Government Raising Excise Tax on Tobacco But Helping Enfeebled Agroduhan

Lauren Simmonds

As Novac/Danko Sucevic writes on the 17th of February, 2020, it’s easy to dislike when Croatian taxpayer money is spent on buying ancient planes, for self-important government figures to tour other countries, paying off redundancies in government and public services, and local government units. Each of these topics is something we can and should discuss, but the topic of helping out Croatian tobacco manufacturers is rarely a subject we tackle, at least in public. Let’s look at the enfeebled Agroduhan’s story.

On Friday, it came to light that the Ministry of Finance was submitting a proposal for a regulation to raise excise duties on tobacco and tobacco products, and to put it the public debate, and that the Croatian Government had, despite that, decided to help the Agroduhan company from Slatina, which produces tobacco, claiming that it contributes about 30 percent to the total Croatian tobacco production.

It is a company that is by no means whatsoever beginning to pay back a massive 12 million kuna from the pre-bankruptcy settlement back in 2014 to CERP, the Restructuring and Sales Centre, so why did the government decide to help the company out a little more?

According to the government’s explanation, because Agroduhan had promised to find private investors by the end of 2021, it would recapitalise it because the threat of the collapse of that company would lead to ”… extremely negative consequences for the Croatian economy, especially the agricultural sector, with the expected collapse of family farms and continued emigration from rural settlements.”

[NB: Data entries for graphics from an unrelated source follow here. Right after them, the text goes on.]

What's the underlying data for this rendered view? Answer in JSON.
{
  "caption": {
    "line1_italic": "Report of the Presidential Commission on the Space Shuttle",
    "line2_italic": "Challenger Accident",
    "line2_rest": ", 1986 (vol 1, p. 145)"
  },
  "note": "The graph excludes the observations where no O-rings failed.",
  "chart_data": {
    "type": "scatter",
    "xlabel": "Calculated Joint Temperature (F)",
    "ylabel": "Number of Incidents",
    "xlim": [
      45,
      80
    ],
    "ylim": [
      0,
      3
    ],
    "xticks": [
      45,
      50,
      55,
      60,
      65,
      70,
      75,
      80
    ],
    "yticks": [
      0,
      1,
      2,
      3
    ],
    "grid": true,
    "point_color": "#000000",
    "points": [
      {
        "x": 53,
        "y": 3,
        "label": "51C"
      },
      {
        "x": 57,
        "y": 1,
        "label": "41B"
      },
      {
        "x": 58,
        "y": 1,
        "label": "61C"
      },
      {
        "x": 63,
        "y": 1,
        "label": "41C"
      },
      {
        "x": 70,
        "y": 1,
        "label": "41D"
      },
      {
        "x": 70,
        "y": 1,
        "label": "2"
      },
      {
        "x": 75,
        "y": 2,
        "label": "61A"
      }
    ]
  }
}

Many readers now wonder how it is that they’ve never heard of this important enterprise, on which the Croatian economy and an enormous amount of the agriculture sector depend, and is the biggest barrier to emigration from rural settlements. You don’t have to wonder because it’s just not true. In 2018, Agroduhan had about a hundred employees and 45 million kuna in revenue. That’s not even enough to make it the biggest company in Slatina. From Slatina, two companies made it to the list of the 1000 largest, and neither of them are Agroduhan. These are Marinada in 276th place with 360 million kuna in revenue and almost 400 employees, and Drvo-trgovina in 945th place with revenues of 110 million kuna and 165 employees.

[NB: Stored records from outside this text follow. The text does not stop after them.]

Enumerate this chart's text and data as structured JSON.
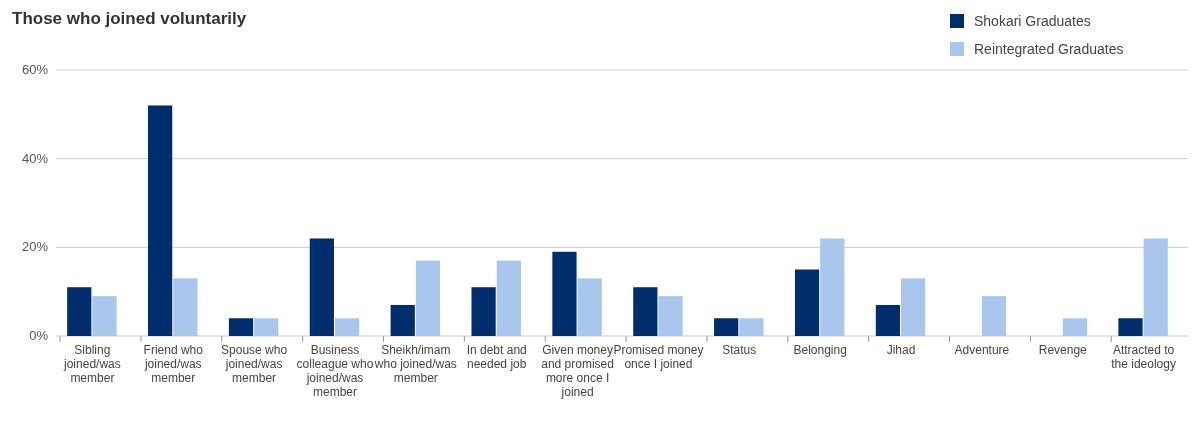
{
  "chart_data": {
    "type": "bar",
    "title": "Those who joined voluntarily",
    "categories": [
      "Sibling joined/was member",
      "Friend who joined/was member",
      "Spouse who joined/was member",
      "Business colleague who joined/was member",
      "Sheikh/imam who joined/was member",
      "In debt and needed job",
      "Given money and promised more once I joined",
      "Promised money once I joined",
      "Status",
      "Belonging",
      "Jihad",
      "Adventure",
      "Revenge",
      "Attracted to the ideology"
    ],
    "series": [
      {
        "name": "Shokari Graduates",
        "color": "#002d6b",
        "values": [
          11,
          52,
          4,
          22,
          7,
          11,
          19,
          11,
          4,
          15,
          7,
          0,
          0,
          4
        ]
      },
      {
        "name": "Reintegrated Graduates",
        "color": "#a9c7ec",
        "values": [
          9,
          13,
          4,
          4,
          17,
          17,
          13,
          9,
          4,
          22,
          13,
          9,
          4,
          22
        ]
      }
    ],
    "ylim": [
      0,
      60
    ],
    "yticks": [
      {
        "value": 0,
        "label": "0%"
      },
      {
        "value": 20,
        "label": "20%"
      },
      {
        "value": 40,
        "label": "40%"
      },
      {
        "value": 60,
        "label": "60%"
      }
    ],
    "grid": "y",
    "legend": "top right"
  }
}
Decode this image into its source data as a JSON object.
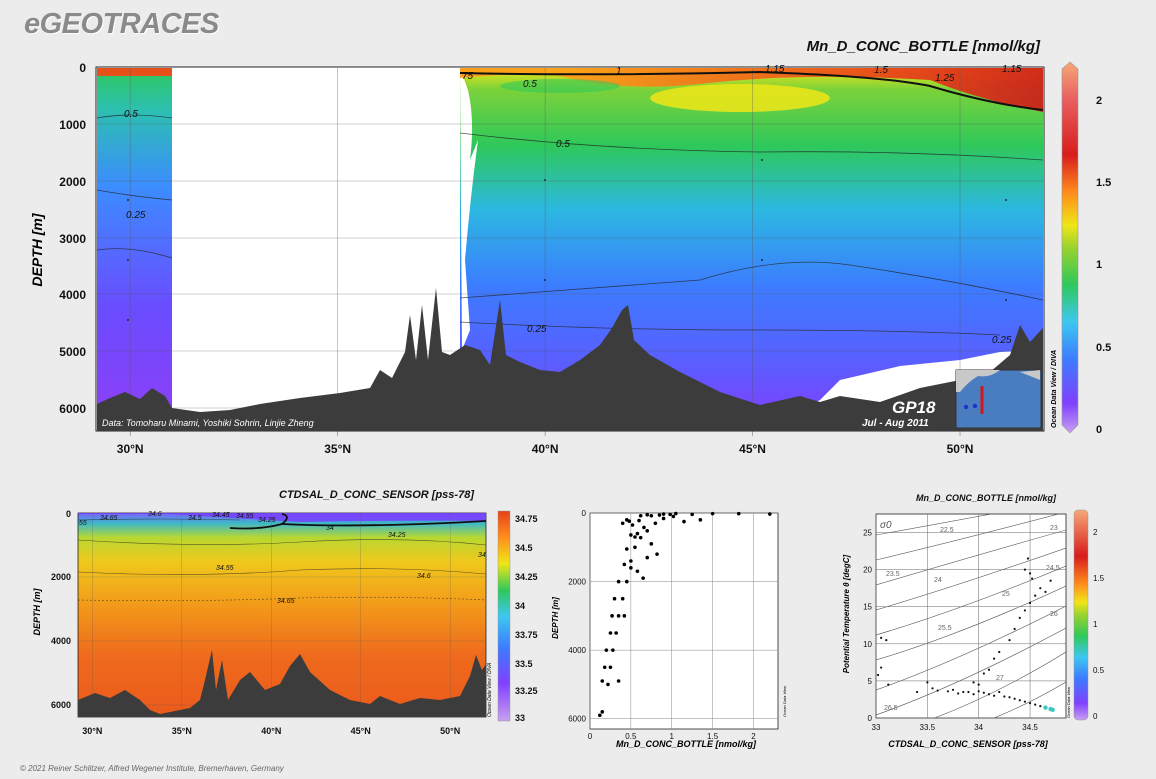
{
  "brand": "eGEOTRACES",
  "footer": "© 2021 Reiner Schlitzer, Alfred Wegener Institute, Bremerhaven, Germany",
  "main_section": {
    "title": "Mn_D_CONC_BOTTLE [nmol/kg]",
    "ylabel": "DEPTH [m]",
    "data_credit": "Data: Tomoharu Minami, Yoshiki Sohrin, Linjie Zheng",
    "cruise": "GP18",
    "period": "Jul - Aug 2011",
    "odv_credit": "Ocean Data View / DIVA"
  },
  "salinity_section": {
    "title": "CTDSAL_D_CONC_SENSOR [pss-78]",
    "ylabel": "DEPTH [m]",
    "odv_credit": "Ocean Data View / DIVA"
  },
  "profile_plot": {
    "xlabel": "Mn_D_CONC_BOTTLE [nmol/kg]",
    "ylabel": "DEPTH [m]",
    "odv_credit": "Ocean Data View"
  },
  "ts_plot": {
    "title": "Mn_D_CONC_BOTTLE [nmol/kg]",
    "xlabel": "CTDSAL_D_CONC_SENSOR [pss-78]",
    "ylabel": "Potential Temperature θ [degC]",
    "sigma_label": "σ0",
    "odv_credit": "Ocean Data View"
  },
  "chart_data": [
    {
      "type": "heatmap",
      "title": "Mn_D_CONC_BOTTLE [nmol/kg]",
      "ylabel": "DEPTH [m]",
      "x_ticks": [
        "30°N",
        "35°N",
        "40°N",
        "45°N",
        "50°N"
      ],
      "x_tick_values": [
        30,
        35,
        40,
        45,
        50
      ],
      "xlim": [
        29.2,
        52.0
      ],
      "y_ticks": [
        0,
        1000,
        2000,
        3000,
        4000,
        5000,
        6000
      ],
      "ylim": [
        6300,
        0
      ],
      "colorbar": {
        "ticks": [
          0,
          0.5,
          1,
          1.5,
          2
        ],
        "range": [
          0,
          2.2
        ]
      },
      "contour_labels": [
        "75",
        "0.5",
        "1",
        "1.15",
        "1.5",
        "1.25",
        "1.15",
        "0.5",
        "0.5",
        "0.25",
        "0.25",
        "0.25"
      ],
      "grid": true
    },
    {
      "type": "heatmap",
      "title": "CTDSAL_D_CONC_SENSOR [pss-78]",
      "ylabel": "DEPTH [m]",
      "x_ticks": [
        "30°N",
        "35°N",
        "40°N",
        "45°N",
        "50°N"
      ],
      "x_tick_values": [
        30,
        35,
        40,
        45,
        50
      ],
      "xlim": [
        29.2,
        52.0
      ],
      "y_ticks": [
        0,
        2000,
        4000,
        6000
      ],
      "ylim": [
        6300,
        0
      ],
      "colorbar": {
        "ticks": [
          "34.75",
          "34.5",
          "34.25",
          "34",
          "33.75",
          "33.5",
          "33.25",
          "33"
        ],
        "range": [
          33,
          34.75
        ]
      },
      "contour_labels": [
        "55",
        "34.65",
        "34.6",
        "34.5",
        "34.45",
        "34.55",
        "34.25",
        "34",
        "34.25",
        "34",
        "34.55",
        "34.6",
        "34.65"
      ],
      "grid": true
    },
    {
      "type": "scatter",
      "xlabel": "Mn_D_CONC_BOTTLE [nmol/kg]",
      "ylabel": "DEPTH [m]",
      "x_ticks": [
        "0",
        "0.5",
        "1",
        "1.5",
        "2"
      ],
      "x_tick_values": [
        0,
        0.5,
        1,
        1.5,
        2
      ],
      "xlim": [
        0,
        2.3
      ],
      "y_ticks": [
        "0",
        "2000",
        "4000",
        "6000"
      ],
      "y_tick_values": [
        0,
        2000,
        4000,
        6000
      ],
      "ylim": [
        6300,
        0
      ],
      "grid": true,
      "points": [
        [
          1.82,
          20
        ],
        [
          2.2,
          30
        ],
        [
          1.5,
          20
        ],
        [
          1.25,
          40
        ],
        [
          1.05,
          15
        ],
        [
          0.98,
          40
        ],
        [
          0.9,
          30
        ],
        [
          0.85,
          60
        ],
        [
          1.35,
          200
        ],
        [
          1.15,
          250
        ],
        [
          1.02,
          100
        ],
        [
          0.75,
          80
        ],
        [
          0.7,
          50
        ],
        [
          0.62,
          80
        ],
        [
          0.6,
          220
        ],
        [
          0.52,
          350
        ],
        [
          0.48,
          240
        ],
        [
          0.45,
          200
        ],
        [
          0.4,
          300
        ],
        [
          0.9,
          160
        ],
        [
          0.8,
          300
        ],
        [
          0.66,
          420
        ],
        [
          0.7,
          520
        ],
        [
          0.58,
          600
        ],
        [
          0.55,
          700
        ],
        [
          0.5,
          640
        ],
        [
          0.62,
          720
        ],
        [
          0.75,
          900
        ],
        [
          0.55,
          1000
        ],
        [
          0.45,
          1050
        ],
        [
          0.82,
          1200
        ],
        [
          0.7,
          1300
        ],
        [
          0.5,
          1400
        ],
        [
          0.42,
          1500
        ],
        [
          0.5,
          1600
        ],
        [
          0.58,
          1700
        ],
        [
          0.65,
          1900
        ],
        [
          0.35,
          2000
        ],
        [
          0.45,
          2000
        ],
        [
          0.3,
          2500
        ],
        [
          0.4,
          2500
        ],
        [
          0.27,
          3000
        ],
        [
          0.35,
          3000
        ],
        [
          0.42,
          3000
        ],
        [
          0.25,
          3500
        ],
        [
          0.32,
          3500
        ],
        [
          0.2,
          4000
        ],
        [
          0.28,
          4000
        ],
        [
          0.18,
          4500
        ],
        [
          0.25,
          4500
        ],
        [
          0.15,
          4900
        ],
        [
          0.22,
          5000
        ],
        [
          0.35,
          4900
        ],
        [
          0.12,
          5900
        ],
        [
          0.15,
          5800
        ]
      ]
    },
    {
      "type": "scatter",
      "title": "Mn_D_CONC_BOTTLE [nmol/kg]",
      "xlabel": "CTDSAL_D_CONC_SENSOR [pss-78]",
      "ylabel": "Potential Temperature θ [degC]",
      "x_ticks": [
        "33",
        "33.5",
        "34",
        "34.5"
      ],
      "x_tick_values": [
        33,
        33.5,
        34,
        34.5
      ],
      "xlim": [
        33,
        34.85
      ],
      "y_ticks": [
        "0",
        "5",
        "10",
        "15",
        "20",
        "25"
      ],
      "y_tick_values": [
        0,
        5,
        10,
        15,
        20,
        25
      ],
      "ylim": [
        0,
        27.5
      ],
      "density_labels": [
        "22.5",
        "23",
        "23.5",
        "24",
        "24.5",
        "25",
        "25.5",
        "26",
        "26.5",
        "27"
      ],
      "colorbar": {
        "ticks": [
          "0",
          "0.5",
          "1",
          "1.5",
          "2"
        ],
        "range": [
          0,
          2.2
        ]
      },
      "grid": true,
      "points": [
        [
          33.05,
          10.8
        ],
        [
          33.1,
          10.5
        ],
        [
          33.02,
          5.8
        ],
        [
          33.05,
          6.8
        ],
        [
          33.12,
          4.5
        ],
        [
          33.4,
          3.5
        ],
        [
          33.5,
          4.8
        ],
        [
          33.55,
          4
        ],
        [
          33.6,
          3.7
        ],
        [
          33.7,
          3.6
        ],
        [
          33.75,
          3.8
        ],
        [
          33.85,
          3.5
        ],
        [
          33.9,
          3.5
        ],
        [
          33.95,
          3.2
        ],
        [
          34.0,
          3.6
        ],
        [
          34.05,
          3.4
        ],
        [
          34.1,
          3.2
        ],
        [
          34.15,
          3
        ],
        [
          34.2,
          3.5
        ],
        [
          34.25,
          2.9
        ],
        [
          34.3,
          2.8
        ],
        [
          34.35,
          2.6
        ],
        [
          34.4,
          2.4
        ],
        [
          34.45,
          2.2
        ],
        [
          34.5,
          2
        ],
        [
          34.55,
          1.8
        ],
        [
          34.6,
          1.6
        ],
        [
          34.65,
          1.4
        ],
        [
          34.7,
          1.2
        ],
        [
          34.72,
          1.1
        ],
        [
          34.1,
          6.5
        ],
        [
          34.15,
          8
        ],
        [
          34.2,
          8.9
        ],
        [
          34.3,
          10.5
        ],
        [
          34.35,
          12
        ],
        [
          34.4,
          13.5
        ],
        [
          34.45,
          14.5
        ],
        [
          34.5,
          15.5
        ],
        [
          34.55,
          16.5
        ],
        [
          34.6,
          17.5
        ],
        [
          34.65,
          17
        ],
        [
          34.7,
          18.5
        ],
        [
          34.45,
          20
        ],
        [
          34.48,
          21.5
        ],
        [
          34.5,
          19.5
        ],
        [
          34.52,
          18.8
        ],
        [
          34.05,
          6
        ],
        [
          34.0,
          4.5
        ],
        [
          33.95,
          4.8
        ],
        [
          33.8,
          3.3
        ]
      ]
    }
  ],
  "colors": {
    "background": "#ececec",
    "seafloor": "#3c3c3c",
    "contour": "#222222",
    "colorbar_stops": [
      "#c9a0f0",
      "#8040ff",
      "#3c7cff",
      "#3cc8f0",
      "#2ec85a",
      "#9ad22e",
      "#f0e616",
      "#ff8a1c",
      "#d81c1c",
      "#f5a878"
    ]
  }
}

From the government’s statement on Agroduhan, one can indirectly conclude that it’s a loan that will allow for recapitalisation from which this loan and the original debt of 12 million kuna will then be repaid. There are two serious problems with this plan. The first is that the plan also includes CERP participating in the recapitalisation with the already mentioned troublesome 12 million kuna, and the second is that they already tried to carry out Agroduhan’s recapitalisation a year and a half ago without any success whatsoever.

What has now apparently changed for Agroduhan’s recapitalisation to be worthwhile and expected to succeed cannot be read in any way from the government’s reasoning. Probably because nothing has changed and it is actually a service to a party colleague with who knows what political background, but we’re just taking a stab in the dark there, of course.

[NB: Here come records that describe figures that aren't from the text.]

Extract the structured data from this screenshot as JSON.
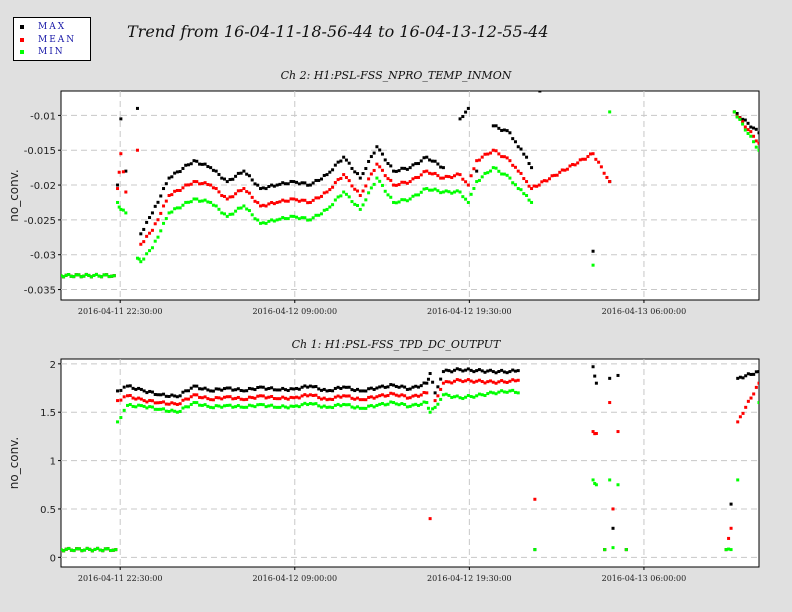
{
  "title": "Trend from 16-04-11-18-56-44 to 16-04-13-12-55-44",
  "legend": [
    {
      "label": "MAX",
      "color": "#000000"
    },
    {
      "label": "MEAN",
      "color": "#ff0000"
    },
    {
      "label": "MIN",
      "color": "#00ff00"
    }
  ],
  "colors": {
    "max": "#000000",
    "mean": "#ff0000",
    "min": "#00ff00"
  },
  "chart_data": [
    {
      "type": "scatter",
      "title": "Ch 2: H1:PSL-FSS_NPRO_TEMP_INMON",
      "ylabel": "no_conv.",
      "xlabel": "",
      "x_unit": "hours since 2016-04-11 18:56:44",
      "xlim": [
        0,
        41.98
      ],
      "ylim": [
        -0.0365,
        -0.0065
      ],
      "yticks": [
        -0.01,
        -0.015,
        -0.02,
        -0.025,
        -0.03,
        -0.035
      ],
      "yticklabels": [
        "-0.01",
        "-0.015",
        "-0.02",
        "-0.025",
        "-0.03",
        "-0.035"
      ],
      "xticks": [
        3.56,
        14.06,
        24.56,
        35.06
      ],
      "xticklabels": [
        "2016-04-11 22:30:00",
        "2016-04-12 09:00:00",
        "2016-04-12 19:30:00",
        "2016-04-13 06:00:00"
      ],
      "grid": true,
      "series": [
        {
          "name": "MAX",
          "color": "#000000",
          "x": [
            0,
            3.2,
            3.4,
            3.6,
            3.9,
            4.6,
            4.8,
            5.5,
            6.5,
            8,
            9,
            10,
            11,
            12,
            13,
            14,
            15,
            16,
            17,
            18,
            19,
            20,
            21,
            22,
            23,
            24,
            24.5,
            25,
            26,
            27,
            27.5,
            28,
            28.3,
            28.8,
            32,
            33,
            40.5,
            41.98
          ],
          "y": [
            -0.033,
            -0.033,
            -0.02,
            -0.0105,
            -0.018,
            -0.009,
            -0.027,
            -0.024,
            -0.019,
            -0.0165,
            -0.0175,
            -0.0195,
            -0.018,
            -0.0205,
            -0.02,
            -0.0195,
            -0.02,
            -0.0185,
            -0.016,
            -0.019,
            -0.0145,
            -0.018,
            -0.0175,
            -0.016,
            -0.0175,
            -0.0105,
            -0.009,
            -0.018,
            -0.0115,
            -0.0125,
            -0.0145,
            -0.016,
            -0.0175,
            -0.0065,
            -0.0295,
            -0.0195,
            -0.0095,
            -0.0125
          ]
        },
        {
          "name": "MEAN",
          "color": "#ff0000",
          "x": [
            0,
            3.2,
            3.4,
            3.6,
            3.9,
            4.6,
            4.8,
            5.5,
            6.5,
            8,
            9,
            10,
            11,
            12,
            13,
            14,
            15,
            16,
            17,
            18,
            19,
            20,
            21,
            22,
            23,
            24,
            24.5,
            25,
            26,
            27,
            27.5,
            28,
            28.3,
            32,
            33,
            40.5,
            41.98
          ],
          "y": [
            -0.033,
            -0.033,
            -0.0205,
            -0.0155,
            -0.021,
            -0.015,
            -0.0285,
            -0.0265,
            -0.0215,
            -0.0195,
            -0.02,
            -0.022,
            -0.0205,
            -0.023,
            -0.0225,
            -0.022,
            -0.0225,
            -0.021,
            -0.0185,
            -0.0215,
            -0.017,
            -0.02,
            -0.0195,
            -0.018,
            -0.019,
            -0.0185,
            -0.02,
            -0.0165,
            -0.015,
            -0.0165,
            -0.018,
            -0.0195,
            -0.0205,
            -0.0155,
            -0.0195,
            -0.0095,
            -0.014
          ]
        },
        {
          "name": "MIN",
          "color": "#00ff00",
          "x": [
            0,
            3.2,
            3.4,
            3.6,
            3.9,
            4.6,
            4.8,
            5.5,
            6.5,
            8,
            9,
            10,
            11,
            12,
            13,
            14,
            15,
            16,
            17,
            18,
            19,
            20,
            21,
            22,
            23,
            24,
            24.5,
            25,
            26,
            27,
            27.5,
            28,
            28.3,
            32,
            33,
            40.5,
            41.98
          ],
          "y": [
            -0.033,
            -0.033,
            -0.0225,
            -0.0235,
            -0.024,
            -0.0305,
            -0.031,
            -0.029,
            -0.024,
            -0.022,
            -0.0225,
            -0.0245,
            -0.023,
            -0.0255,
            -0.025,
            -0.0245,
            -0.025,
            -0.0235,
            -0.021,
            -0.0235,
            -0.019,
            -0.0225,
            -0.022,
            -0.0205,
            -0.021,
            -0.021,
            -0.0225,
            -0.0195,
            -0.0175,
            -0.019,
            -0.0205,
            -0.0215,
            -0.0225,
            -0.0315,
            -0.0095,
            -0.0095,
            -0.015
          ]
        }
      ]
    },
    {
      "type": "scatter",
      "title": "Ch 1: H1:PSL-FSS_TPD_DC_OUTPUT",
      "ylabel": "no_conv.",
      "xlabel": "",
      "x_unit": "hours since 2016-04-11 18:56:44",
      "xlim": [
        0,
        41.98
      ],
      "ylim": [
        -0.1,
        2.05
      ],
      "yticks": [
        2,
        1.5,
        1,
        0.5,
        0
      ],
      "yticklabels": [
        "2",
        "1.5",
        "1",
        "0.5",
        "0"
      ],
      "xticks": [
        3.56,
        14.06,
        24.56,
        35.06
      ],
      "xticklabels": [
        "2016-04-11 22:30:00",
        "2016-04-12 09:00:00",
        "2016-04-12 19:30:00",
        "2016-04-13 06:00:00"
      ],
      "grid": true,
      "series": [
        {
          "name": "MAX",
          "color": "#000000",
          "x": [
            0,
            3.3,
            3.4,
            4,
            5,
            6,
            7,
            8,
            9,
            10,
            11,
            12,
            13,
            14,
            15,
            16,
            17,
            18,
            19,
            20,
            21,
            22,
            22.2,
            22.5,
            23,
            24,
            25,
            26,
            27,
            27.5,
            28.5,
            32,
            32.2,
            32.7,
            33,
            33.2,
            33.5,
            34,
            40,
            40.3,
            40.7,
            41.98
          ],
          "y": [
            0.08,
            0.08,
            1.72,
            1.77,
            1.72,
            1.68,
            1.66,
            1.77,
            1.72,
            1.75,
            1.72,
            1.76,
            1.73,
            1.74,
            1.77,
            1.72,
            1.76,
            1.72,
            1.75,
            1.78,
            1.74,
            1.8,
            1.9,
            1.7,
            1.92,
            1.94,
            1.93,
            1.92,
            1.92,
            1.93,
            0.08,
            1.97,
            1.8,
            0.08,
            1.85,
            0.3,
            1.88,
            0.08,
            0.08,
            0.55,
            1.85,
            1.92
          ]
        },
        {
          "name": "MEAN",
          "color": "#ff0000",
          "x": [
            0,
            3.3,
            3.4,
            4,
            5,
            6,
            7,
            8,
            9,
            10,
            11,
            12,
            13,
            14,
            15,
            16,
            17,
            18,
            19,
            20,
            21,
            22,
            22.2,
            22.5,
            23,
            24,
            25,
            26,
            27,
            27.5,
            28.5,
            32,
            32.2,
            32.7,
            33,
            33.2,
            33.5,
            34,
            40,
            40.3,
            40.7,
            41.98
          ],
          "y": [
            0.08,
            0.08,
            1.62,
            1.67,
            1.62,
            1.6,
            1.58,
            1.68,
            1.63,
            1.66,
            1.63,
            1.67,
            1.64,
            1.65,
            1.68,
            1.63,
            1.67,
            1.63,
            1.66,
            1.69,
            1.65,
            1.7,
            0.4,
            1.62,
            1.8,
            1.83,
            1.82,
            1.81,
            1.82,
            1.83,
            0.6,
            1.3,
            1.28,
            0.08,
            1.6,
            0.5,
            1.3,
            0.08,
            0.08,
            0.3,
            1.4,
            1.8
          ]
        },
        {
          "name": "MIN",
          "color": "#00ff00",
          "x": [
            0,
            3.3,
            3.4,
            4,
            5,
            6,
            7,
            8,
            9,
            10,
            11,
            12,
            13,
            14,
            15,
            16,
            17,
            18,
            19,
            20,
            21,
            22,
            22.2,
            22.5,
            23,
            24,
            25,
            26,
            27,
            27.5,
            28.5,
            32,
            32.2,
            32.7,
            33,
            33.2,
            33.5,
            34,
            40,
            40.3,
            40.7,
            41.98
          ],
          "y": [
            0.08,
            0.08,
            1.4,
            1.57,
            1.56,
            1.53,
            1.5,
            1.6,
            1.55,
            1.57,
            1.55,
            1.58,
            1.55,
            1.56,
            1.59,
            1.55,
            1.58,
            1.54,
            1.57,
            1.6,
            1.56,
            1.6,
            1.5,
            1.55,
            1.68,
            1.65,
            1.67,
            1.7,
            1.72,
            1.7,
            0.08,
            0.8,
            0.75,
            0.08,
            0.8,
            0.1,
            0.75,
            0.08,
            0.08,
            0.08,
            0.8,
            1.6
          ]
        }
      ]
    }
  ]
}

Let’s be very un-Croatian now and leave politics aside for a second, the whole story makes no business sense either. According to the latest available financial statements, Agroduhan has been operating at a profit for at least the last five years and has more assets than it has liabilities. To be precise, Agroduhan’s total liabilities are approximately 54 million kuna and its total assets are 110 million kuna. Most of this is tied up in land and buildings. It should be no problem for a company with such assets to fund ten million kuna with any bank or find a worthwhile investor. Could it possibly be that someone, somewhere in this saga isn’t telling the truth?

The legitimate theme which runs through all Croatian business sagas (just look at Agrokor, for a start) is the extent to which public affairs can be privatised or otherwise left to the market. What part of the health sector, the education sector, pensions, and even the police and military can be privatised? Must forests and waters be nationalised? Rail, roads, airports, oil, gas, electricity, bread and milk… But looking at this example of Agroduhan, it is obvious that such topics in Croatia are drowning in murky water.